In the interview, Kennedy casts this about-face as an illustration of how populist energy can be channeled for good or ill. But he can’t quite bring himself to acknowledge the obvious implication: For backers of Kennedy Sr., as for those of Kennedy Jr., the choice was never about policies but about a posture, which is why the same voters were willing to support outsider candidates with seemingly opposite ideals.

[Read: Social media has collapsed good debate]

This is a consistent pattern. At the 2016 Democratic national convention, two prominent Sanders supporters officially put forward his candidacy for the nomination: then-Representative Tulsi Gabbard and former Ohio State Senator Nina Turner. The two women could not have been more different. Gabbard went on to become a right-wing critic of the Democratic Party, and now serves as a commentator on Fox News. Turner, by contrast, is a socialist firebrand who has repeatedly challenged the Democrats from the left. And yet, both supported Sanders against Clinton in 2016; today, Gabbard is defending Kennedy on Fox News and Turner is demanding that Biden debate him. Persona over policy, affect over aspiration.
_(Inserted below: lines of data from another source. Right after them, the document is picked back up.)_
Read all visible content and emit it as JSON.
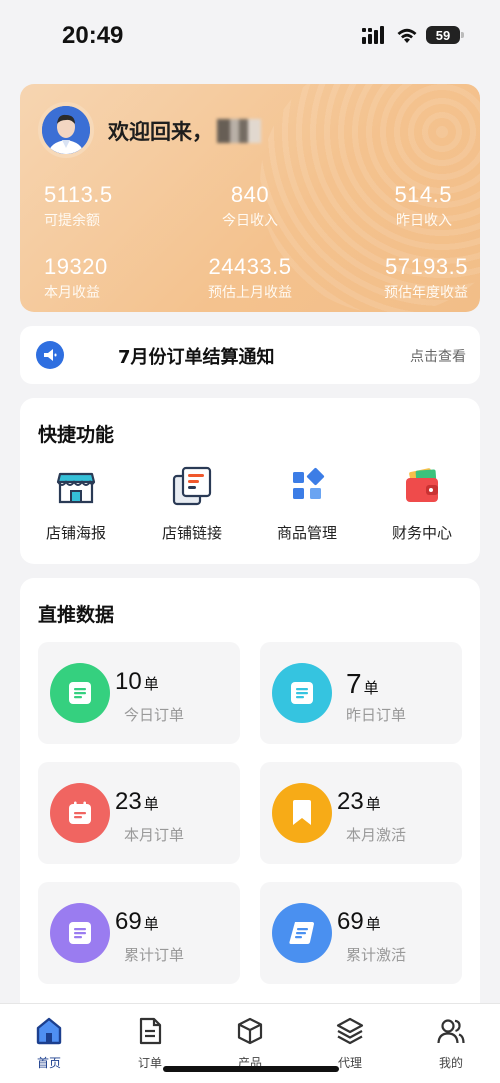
{
  "status_bar": {
    "time": "20:49",
    "battery": "59"
  },
  "header": {
    "welcome": "欢迎回来，",
    "stats_row1": [
      {
        "value": "5113.5",
        "label": "可提余额"
      },
      {
        "value": "840",
        "label": "今日收入"
      },
      {
        "value": "514.5",
        "label": "昨日收入"
      }
    ],
    "stats_row2": [
      {
        "value": "19320",
        "label": "本月收益"
      },
      {
        "value": "24433.5",
        "label": "预估上月收益"
      },
      {
        "value": "57193.5",
        "label": "预估年度收益"
      }
    ]
  },
  "notice": {
    "title": "7月份订单结算通知",
    "link": "点击查看"
  },
  "quick": {
    "title": "快捷功能",
    "items": [
      {
        "label": "店铺海报",
        "icon": "storefront-icon"
      },
      {
        "label": "店铺链接",
        "icon": "link-cards-icon"
      },
      {
        "label": "商品管理",
        "icon": "grid-boxes-icon"
      },
      {
        "label": "财务中心",
        "icon": "wallet-icon"
      }
    ]
  },
  "direct": {
    "title": "直推数据",
    "unit": "单",
    "tiles": [
      {
        "value": "10",
        "label": "今日订单",
        "color": "#35d07f",
        "icon": "document-icon"
      },
      {
        "value": "7",
        "label": "昨日订单",
        "color": "#35c4e0",
        "icon": "document-icon"
      },
      {
        "value": "23",
        "label": "本月订单",
        "color": "#f06561",
        "icon": "calendar-icon"
      },
      {
        "value": "23",
        "label": "本月激活",
        "color": "#f7ab17",
        "icon": "bookmark-icon"
      },
      {
        "value": "69",
        "label": "累计订单",
        "color": "#9a7cf0",
        "icon": "document-icon"
      },
      {
        "value": "69",
        "label": "累计激活",
        "color": "#4a90f0",
        "icon": "scroll-icon"
      }
    ]
  },
  "tabbar": [
    {
      "label": "首页",
      "icon": "home-icon",
      "active": true
    },
    {
      "label": "订单",
      "icon": "order-document-icon",
      "active": false
    },
    {
      "label": "产品",
      "icon": "box-icon",
      "active": false
    },
    {
      "label": "代理",
      "icon": "layers-icon",
      "active": false
    },
    {
      "label": "我的",
      "icon": "users-icon",
      "active": false
    }
  ],
  "colors": {
    "accent": "#1c3f8e",
    "hero": "#f4c28e",
    "notice_icon": "#2f6fe0"
  }
}
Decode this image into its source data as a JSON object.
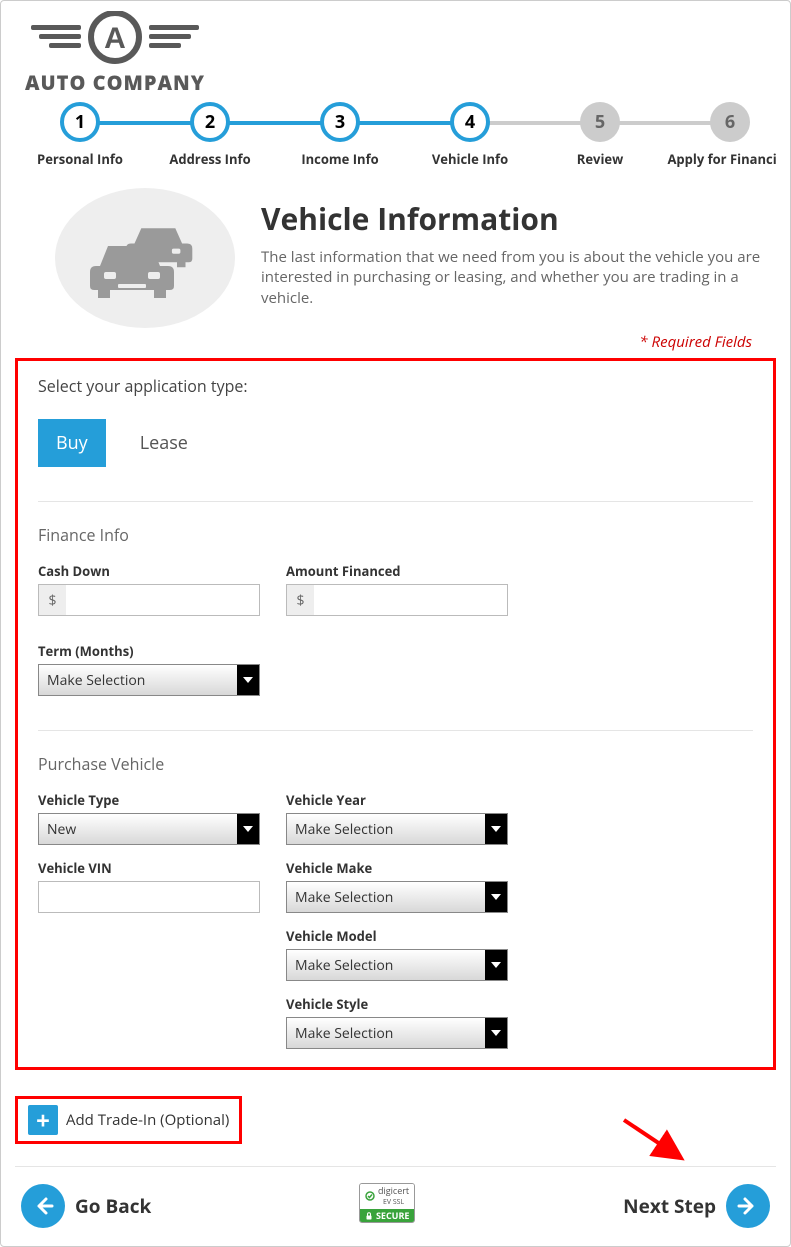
{
  "logo": {
    "text": "AUTO COMPANY"
  },
  "steps": [
    {
      "num": "1",
      "label": "Personal Info",
      "state": "active"
    },
    {
      "num": "2",
      "label": "Address Info",
      "state": "active"
    },
    {
      "num": "3",
      "label": "Income Info",
      "state": "active"
    },
    {
      "num": "4",
      "label": "Vehicle Info",
      "state": "active-last"
    },
    {
      "num": "5",
      "label": "Review",
      "state": "future"
    },
    {
      "num": "6",
      "label": "Apply for Financing",
      "state": "future"
    }
  ],
  "header": {
    "title": "Vehicle Information",
    "subtitle": "The last information that we need from you is about the vehicle you are interested in purchasing or leasing, and whether you are trading in a vehicle.",
    "required": "* Required Fields"
  },
  "form": {
    "appTypePrompt": "Select your application type:",
    "tabs": {
      "buy": "Buy",
      "lease": "Lease"
    },
    "financeTitle": "Finance Info",
    "finance": {
      "cashDownLabel": "Cash Down",
      "cashDownPrefix": "$",
      "cashDownValue": "",
      "amountFinancedLabel": "Amount Financed",
      "amountFinancedPrefix": "$",
      "amountFinancedValue": "",
      "termLabel": "Term (Months)",
      "termValue": "Make Selection"
    },
    "purchaseTitle": "Purchase Vehicle",
    "purchase": {
      "vehicleTypeLabel": "Vehicle Type",
      "vehicleTypeValue": "New",
      "vehicleVinLabel": "Vehicle VIN",
      "vehicleVinValue": "",
      "vehicleYearLabel": "Vehicle Year",
      "vehicleYearValue": "Make Selection",
      "vehicleMakeLabel": "Vehicle Make",
      "vehicleMakeValue": "Make Selection",
      "vehicleModelLabel": "Vehicle Model",
      "vehicleModelValue": "Make Selection",
      "vehicleStyleLabel": "Vehicle Style",
      "vehicleStyleValue": "Make Selection"
    }
  },
  "tradeIn": {
    "label": "Add Trade-In (Optional)"
  },
  "seal": {
    "line1": "digicert",
    "line2": "EV SSL",
    "secure": "SECURE"
  },
  "nav": {
    "back": "Go Back",
    "next": "Next Step"
  }
}
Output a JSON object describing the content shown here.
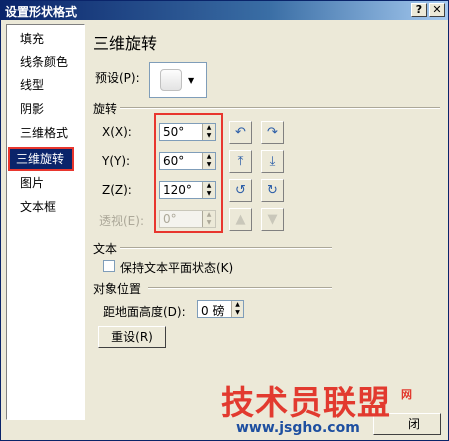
{
  "window": {
    "title": "设置形状格式",
    "help_label": "?",
    "close_label": "✕"
  },
  "nav": {
    "items": [
      {
        "label": "填充"
      },
      {
        "label": "线条颜色"
      },
      {
        "label": "线型"
      },
      {
        "label": "阴影"
      },
      {
        "label": "三维格式"
      },
      {
        "label": "三维旋转",
        "selected": true
      },
      {
        "label": "图片"
      },
      {
        "label": "文本框"
      }
    ]
  },
  "panel": {
    "title": "三维旋转",
    "preset_label": "预设(P):",
    "rotation_header": "旋转",
    "x_label": "X(X):",
    "x_value": "50°",
    "y_label": "Y(Y):",
    "y_value": "60°",
    "z_label": "Z(Z):",
    "z_value": "120°",
    "perspective_label": "透视(E):",
    "perspective_value": "0°",
    "text_header": "文本",
    "keep_flat_label": "保持文本平面状态(K)",
    "keep_flat_checked": false,
    "object_position_header": "对象位置",
    "distance_label": "距地面高度(D):",
    "distance_value": "0 磅",
    "reset_label": "重设(R)"
  },
  "footer": {
    "close_label": "闭"
  },
  "watermark": {
    "brand": "技术员联盟",
    "com": "网",
    "url": "www.jsgho.com"
  },
  "colors": {
    "highlight_red": "#e8362e",
    "selection_bg": "#0a246a",
    "titlebar": "#0a246a"
  }
}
What does all of this mean for Kennedy’s presidential prospects? In most cases, an anti-establishment approach puts a ceiling on a politician’s appeal. In a democracy, the establishment is the establishment for a reason: It retains power because most voters like what it is selling. For this reason, running against the party you seek to lead is generally a recipe for frustration, as Sanders discovered, first with Hillary Clinton and then with Joe Biden. It’s hard to beat a defined establishment alternative when your base is capped at roughly a quarter of the primary electorate.

But an anti-establishment insurgent can win when a clear alternative doesn’t exist, which is how Trump managed to succeed in 2016. Facing a divided primary field filled with candidates more interested in attacking one another than him, Trump rode his minority faction to victory, executing a hostile takeover of the Republican Party in the process. Unfortunately for Kennedy, he faces a clear establishment favorite in the incumbent president. Having consolidated the anti-establishment vote, the eccentric activist has nowhere else to go, and unlike Obama in 2008, he has no other natural constituency. As the Semafor reporter David Weigel recently noted, “When [Kennedy] entered the race, public polling put his support in the teens. Two months later, after copious earned media, those numbers haven’t budged, and the share of primary voters who say they won’t vote for him is rising.”

Populist insurgents like Kennedy point to their polling as evidence of the popularity of their ideas. But in actuality, those numbers reflect the real but limited popularity of their anti-establishment posture. In American politics, there is always a market for someone calling to burn down the entire edifice; the specific kindling is beside the point.